Pixels

When the top electrode is made of tiled rectangular or square pads, the charge is collected on the pad where the particle track crossed the detector. Pad dimensions between $100\,\rm\mu m$ and $10\,\rm mm$ have been realized. Small pads (typically below $1\,\rm mm$) are called pixels.

The spatial resolution improves with smaller pixels. A principal limitation to the pixel size is the readout electronics, since each pixel needs its own amplifier channel. The electrical connection between each sensor pixel and its associated readout channel is not as easily established as with regular strip detectors, where a bond wire is placed between each strip and the corresponding amplifier channel (see section , p. ). The pixel detector geometry is two-dimensional, but wire-bonding is restricted to one dimension. A possible solution for large pad detectors is to route all pads to a single row of bonding pads on one side of the sensor, as it has been done with the Silicon Detector of the PHOBOS Experiment at RHIC [26,27]. This method reduces the connection problem to the same procedure as with strip detectors, but it implies some disadvantages: First of all, the capacitive and resistive loads dramatically increase, leading to a higher noise figure, and crosstalk problems can arise. Moreover, the manufacturing of the sensor gets complicated and thus more expensive.

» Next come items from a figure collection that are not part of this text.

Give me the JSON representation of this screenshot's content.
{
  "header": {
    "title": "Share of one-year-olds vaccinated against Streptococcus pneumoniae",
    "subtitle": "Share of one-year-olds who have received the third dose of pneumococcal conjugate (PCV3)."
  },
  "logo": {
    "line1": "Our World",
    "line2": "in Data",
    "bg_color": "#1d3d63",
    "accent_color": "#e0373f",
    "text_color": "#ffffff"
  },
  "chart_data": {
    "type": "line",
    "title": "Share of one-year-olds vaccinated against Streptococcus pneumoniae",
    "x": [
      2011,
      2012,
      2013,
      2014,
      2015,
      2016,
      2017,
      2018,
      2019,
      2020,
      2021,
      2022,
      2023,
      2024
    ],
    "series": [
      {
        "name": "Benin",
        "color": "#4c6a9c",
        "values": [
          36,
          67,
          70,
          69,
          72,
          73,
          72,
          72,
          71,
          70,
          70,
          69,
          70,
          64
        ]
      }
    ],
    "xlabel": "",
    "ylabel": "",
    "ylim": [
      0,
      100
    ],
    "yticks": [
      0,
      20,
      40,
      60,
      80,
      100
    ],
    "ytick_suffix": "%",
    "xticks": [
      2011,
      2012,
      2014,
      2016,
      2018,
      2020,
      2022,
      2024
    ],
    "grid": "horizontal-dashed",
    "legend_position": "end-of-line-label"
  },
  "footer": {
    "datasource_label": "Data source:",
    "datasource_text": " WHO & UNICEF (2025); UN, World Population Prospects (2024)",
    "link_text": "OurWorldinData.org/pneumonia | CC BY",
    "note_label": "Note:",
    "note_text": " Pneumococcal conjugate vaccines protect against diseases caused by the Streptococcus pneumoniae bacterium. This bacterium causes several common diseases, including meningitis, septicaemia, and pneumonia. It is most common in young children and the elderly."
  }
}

Such a routing solution is feasible with a pad size in the millimeter range, but impossible for small pixels as designed for CMS.

Figure: A pixel detector, bump-bonded onto the readout chip.

The advanced solution is to connect each pixel cell directly to the corresponding readout channel in a sandwich-like compound as shown in fig. . Each sensor pixel sits directly on top of the corresponding readout chip cell. Small solder bumps (e.g. made of Indium) are applied onto one or both sides and treated thermally before the connection is made. Naturally, this procedure is much more complicated than wire-bonding, and there is no possibility to inspect the bump bonds nor to repair broken connections.

Given these difficulties, one might ask why not integrate sensor and electronics onto the same wafer, since both are made of silicon? Unfortunately, the requirements for sensor and electronics grade materials are quite different in terms of bulk doping concentration, purity and operational voltage. Nevertheless, such integrated pixel devices are under development [28], where an epitaxial sensor layer of a few micrometers thickness has been grown onto a pixel chip. Prototypes were successfully operated in a beam test.